A Procuradoria-Geral da República (PGR) anunciou a rejeição do acordo de delação premiada proposto por Paulo Henrique Costa, ex-presidente do Banco de Brasília (BRB), que está detido desde 16 de abril durante a quarta fase da Operação Compliance Zero, da Polícia Federal (PF).
A informação foi divulgada pelo jornal "Folha de S. Paulo" e confirmada pela TV Globo nesta quinta-feira (25). A decisão, assinada pelo procurador-geral Paulo Gonet, argumenta que "não há, ainda, sinalização mínima do potencial de ressarcimento da pretendida colaboração, que a diferencie dos resultados já alcançados pelas autoridades cíveis e criminais engajadas na busca patrimonial".
Paulo Henrique Costa é investigado por suposta má condução de práticas de governança e por permitir que o BRB realizasse negócios com o Banco Master sem o devido lastro. Segundo as apurações, ele teria recebido pelo menos seis imóveis, avaliados em R$ 146 milhões, do empresário Daniel Vorcaro, proprietário do Master, em troca de facilitar operações envolvendo a instituição financeira. Dois dos imóveis estão localizados na capital federal.

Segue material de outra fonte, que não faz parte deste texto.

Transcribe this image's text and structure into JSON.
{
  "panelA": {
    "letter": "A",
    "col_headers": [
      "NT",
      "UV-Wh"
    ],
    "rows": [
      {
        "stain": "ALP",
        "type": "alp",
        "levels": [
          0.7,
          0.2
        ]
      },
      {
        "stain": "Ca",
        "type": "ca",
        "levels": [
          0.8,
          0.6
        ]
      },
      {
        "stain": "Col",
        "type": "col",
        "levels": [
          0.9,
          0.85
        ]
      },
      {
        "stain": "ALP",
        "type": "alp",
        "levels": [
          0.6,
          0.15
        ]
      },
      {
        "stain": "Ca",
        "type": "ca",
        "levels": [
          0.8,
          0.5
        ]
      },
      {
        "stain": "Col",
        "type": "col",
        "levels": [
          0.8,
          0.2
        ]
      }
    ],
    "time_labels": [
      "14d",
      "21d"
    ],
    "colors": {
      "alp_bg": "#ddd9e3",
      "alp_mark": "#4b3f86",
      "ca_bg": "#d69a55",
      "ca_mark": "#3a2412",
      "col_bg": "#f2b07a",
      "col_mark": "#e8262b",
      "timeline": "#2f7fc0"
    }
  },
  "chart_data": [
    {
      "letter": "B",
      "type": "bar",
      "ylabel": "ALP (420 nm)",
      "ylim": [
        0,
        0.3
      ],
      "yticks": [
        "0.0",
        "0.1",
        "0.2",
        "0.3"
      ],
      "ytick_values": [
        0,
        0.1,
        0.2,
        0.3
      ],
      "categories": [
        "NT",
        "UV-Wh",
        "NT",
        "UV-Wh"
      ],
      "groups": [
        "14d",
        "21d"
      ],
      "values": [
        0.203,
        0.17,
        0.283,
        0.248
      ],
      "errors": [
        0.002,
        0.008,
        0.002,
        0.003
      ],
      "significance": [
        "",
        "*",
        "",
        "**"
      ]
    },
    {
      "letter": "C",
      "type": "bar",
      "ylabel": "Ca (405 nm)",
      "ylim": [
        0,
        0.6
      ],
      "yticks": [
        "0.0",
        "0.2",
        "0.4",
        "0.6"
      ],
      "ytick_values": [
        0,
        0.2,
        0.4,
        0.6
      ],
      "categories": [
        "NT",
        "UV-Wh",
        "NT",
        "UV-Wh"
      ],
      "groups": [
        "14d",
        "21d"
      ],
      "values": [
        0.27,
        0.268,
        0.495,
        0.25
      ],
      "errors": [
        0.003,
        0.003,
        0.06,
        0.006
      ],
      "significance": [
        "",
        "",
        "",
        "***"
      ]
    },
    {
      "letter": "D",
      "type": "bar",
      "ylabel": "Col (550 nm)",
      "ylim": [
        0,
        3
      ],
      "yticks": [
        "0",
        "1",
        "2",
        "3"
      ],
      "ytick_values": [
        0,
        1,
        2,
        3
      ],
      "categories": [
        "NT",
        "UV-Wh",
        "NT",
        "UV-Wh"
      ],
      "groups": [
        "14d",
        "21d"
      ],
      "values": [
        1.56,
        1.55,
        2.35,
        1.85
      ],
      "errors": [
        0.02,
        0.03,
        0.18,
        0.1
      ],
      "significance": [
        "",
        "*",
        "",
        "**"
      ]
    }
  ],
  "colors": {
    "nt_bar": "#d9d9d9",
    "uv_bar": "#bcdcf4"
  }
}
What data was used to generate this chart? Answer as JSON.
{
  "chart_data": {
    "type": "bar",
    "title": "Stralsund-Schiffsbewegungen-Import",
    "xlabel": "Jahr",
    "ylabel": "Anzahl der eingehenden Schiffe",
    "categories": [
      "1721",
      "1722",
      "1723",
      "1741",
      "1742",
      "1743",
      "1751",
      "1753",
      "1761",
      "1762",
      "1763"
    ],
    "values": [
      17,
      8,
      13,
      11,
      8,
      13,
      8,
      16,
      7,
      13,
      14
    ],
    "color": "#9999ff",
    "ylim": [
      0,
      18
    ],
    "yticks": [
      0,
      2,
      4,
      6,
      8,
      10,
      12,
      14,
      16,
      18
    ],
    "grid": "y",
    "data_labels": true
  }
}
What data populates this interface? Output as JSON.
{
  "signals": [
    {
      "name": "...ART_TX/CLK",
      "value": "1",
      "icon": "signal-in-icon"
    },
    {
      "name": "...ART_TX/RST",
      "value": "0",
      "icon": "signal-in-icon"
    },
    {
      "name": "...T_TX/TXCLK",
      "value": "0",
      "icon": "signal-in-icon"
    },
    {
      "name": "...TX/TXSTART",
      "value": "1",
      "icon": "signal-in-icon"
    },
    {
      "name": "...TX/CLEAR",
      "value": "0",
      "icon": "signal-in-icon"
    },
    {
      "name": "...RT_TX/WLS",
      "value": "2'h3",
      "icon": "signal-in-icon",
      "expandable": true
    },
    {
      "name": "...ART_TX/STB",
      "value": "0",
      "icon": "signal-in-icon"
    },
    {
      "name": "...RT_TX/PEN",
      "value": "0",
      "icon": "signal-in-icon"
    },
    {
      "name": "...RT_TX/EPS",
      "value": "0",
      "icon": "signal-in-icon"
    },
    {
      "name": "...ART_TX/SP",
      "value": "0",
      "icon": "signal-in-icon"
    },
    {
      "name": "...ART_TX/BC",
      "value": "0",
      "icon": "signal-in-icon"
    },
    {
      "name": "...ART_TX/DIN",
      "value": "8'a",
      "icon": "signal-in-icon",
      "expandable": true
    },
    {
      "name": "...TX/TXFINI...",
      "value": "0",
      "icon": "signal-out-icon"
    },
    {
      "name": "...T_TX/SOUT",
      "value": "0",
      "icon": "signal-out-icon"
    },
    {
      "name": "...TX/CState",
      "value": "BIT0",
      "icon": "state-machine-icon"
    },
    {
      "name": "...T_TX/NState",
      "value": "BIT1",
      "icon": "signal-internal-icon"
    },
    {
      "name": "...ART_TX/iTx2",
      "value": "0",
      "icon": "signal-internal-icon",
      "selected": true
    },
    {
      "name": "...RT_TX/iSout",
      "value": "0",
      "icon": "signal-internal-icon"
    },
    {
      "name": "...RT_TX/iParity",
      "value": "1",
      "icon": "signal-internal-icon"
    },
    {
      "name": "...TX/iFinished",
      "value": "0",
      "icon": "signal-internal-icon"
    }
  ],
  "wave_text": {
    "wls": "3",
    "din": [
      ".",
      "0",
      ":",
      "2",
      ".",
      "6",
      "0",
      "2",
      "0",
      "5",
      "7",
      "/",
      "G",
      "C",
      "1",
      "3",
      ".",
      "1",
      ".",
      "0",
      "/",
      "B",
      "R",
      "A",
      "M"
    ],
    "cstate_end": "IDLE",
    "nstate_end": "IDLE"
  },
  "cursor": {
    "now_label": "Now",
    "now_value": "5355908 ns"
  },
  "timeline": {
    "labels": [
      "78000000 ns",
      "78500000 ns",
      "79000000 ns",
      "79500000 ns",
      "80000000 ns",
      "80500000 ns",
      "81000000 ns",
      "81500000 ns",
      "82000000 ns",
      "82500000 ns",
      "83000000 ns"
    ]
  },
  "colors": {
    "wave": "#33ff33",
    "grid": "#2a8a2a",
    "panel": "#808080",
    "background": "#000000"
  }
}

Defesa busca avançar em delação
No começo da semana, a defesa de Costa solicitou a revogação de sua prisão preventiva e manifestou interesse em prosseguir com o acordo de delação. Os advogados pediram que a PGR se pronunciasse sobre a possibilidade de estabelecer um acordo de confidencialidade, que é um passo inicial para formalizar a delação premiada.
No requerimento enviado ao Supremo Tribunal Federal (STF), a defesa mencionou uma reunião formal com autoridades ocorrida em 28 de maio de 2026, mas afirmou que não recebeu retorno desde então. Eles alegaram: "Realizada reunião formal com as autoridades […] há mais de duas semanas, não obteve qualquer resposta da Procuradoria".
Além disso, os advogados questionaram a condução das investigações, argumentando que Costa não foi interrogado desde a primeira decisão cautelar, em novembro de 2025, o que representa um período de cerca de sete meses sem um depoimento formal.